A chosen-prefix (i.e. a demonstration how to modify a given legal document to obtain two different documents that have the same hash) SHA-1 collision has already been computed:

"We have successfully run the computation during two months last summer, using 900 GPUs (Nvidia GTX 1060)."

Such resources can be easily rented from a cloud.

So for anyone willing to spend up to 100k USD, it is trivial to find SHA-1 collisions.

https://sha-mbles.github.io/

Since that post was published, the 4090 came out, which can (according to this hashcat benchmark [1]) do 50,638.7 million SHA1 hashes per second, so now it would only take a single 4090 GPU 11.55 years. Or you could buy 12 of them and do it in a year, etc. So it's definitely not cheap but 15 years is definitely an overestimate (and presumably GPUs will keep getting faster...).

SHA2-256 is "only" 21975.5 MH/s so you'd have to double the number of GPUs or amount of time.

[1] https://gist.github.com/Chick3nman/32e662a5bb63bc4f51b847bb4...

Generating 2^64 hashes isn't guaranteed to produce a collision, and even if a collision did exist in that set, you're not going to find it by getting a bunch of GPUs to compute 2^64 hashes. There's a huge difference between a haystack that maybe contains a needle, and a needle that's been pulled from the haystack and presented to you. To actually find and identify the collisions you'll need to hook those GPUs up to some sort of storage/retrieval system. Just to store 2^64 128-bit hashes would take 295.1 exabytes. That's an order of magnitude more storage than NSA's utah datacenter[1].

[1] https://en.wikipedia.org/wiki/Utah_Data_Center

You can generate pairs of hashes for random inputs and check for collision without storing all of the outputs, no?
True, which is why 256-bit or bigger hashes are recommended to make sure that the time for finding a collision is alone great enough to make this impossible.

Finding a collision for an 160-bit hash by brute force, on a big cloud or supercomputer, is about the maximum that someone with unlimited financial resources could do.

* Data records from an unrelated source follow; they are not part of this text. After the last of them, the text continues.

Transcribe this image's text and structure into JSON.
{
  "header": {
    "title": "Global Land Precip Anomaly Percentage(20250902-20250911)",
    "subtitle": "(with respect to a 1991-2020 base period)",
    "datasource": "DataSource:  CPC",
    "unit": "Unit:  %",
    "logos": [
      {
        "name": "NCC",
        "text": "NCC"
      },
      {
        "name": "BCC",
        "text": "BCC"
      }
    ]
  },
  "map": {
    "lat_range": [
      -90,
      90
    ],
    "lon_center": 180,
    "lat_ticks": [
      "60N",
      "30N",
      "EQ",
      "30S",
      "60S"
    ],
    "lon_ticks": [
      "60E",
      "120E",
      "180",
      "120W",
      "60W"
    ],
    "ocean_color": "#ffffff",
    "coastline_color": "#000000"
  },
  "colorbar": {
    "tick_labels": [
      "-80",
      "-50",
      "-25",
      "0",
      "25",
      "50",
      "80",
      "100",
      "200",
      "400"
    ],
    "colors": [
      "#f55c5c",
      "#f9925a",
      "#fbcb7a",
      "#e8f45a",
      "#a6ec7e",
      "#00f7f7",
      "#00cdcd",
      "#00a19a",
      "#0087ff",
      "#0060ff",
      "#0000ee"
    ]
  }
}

That requires way more hashes to be computed though.
I don't think that's correct? It's probabilistic, yes, but in expectation you would still need ~2^64 hashes to find a collision for a 128-bit hash (birthday paradox).
See my above comment. There's a huge difference between having a collision somewhere in a pile of 2^64 hashes, and actually having the colliding hashes ready to present.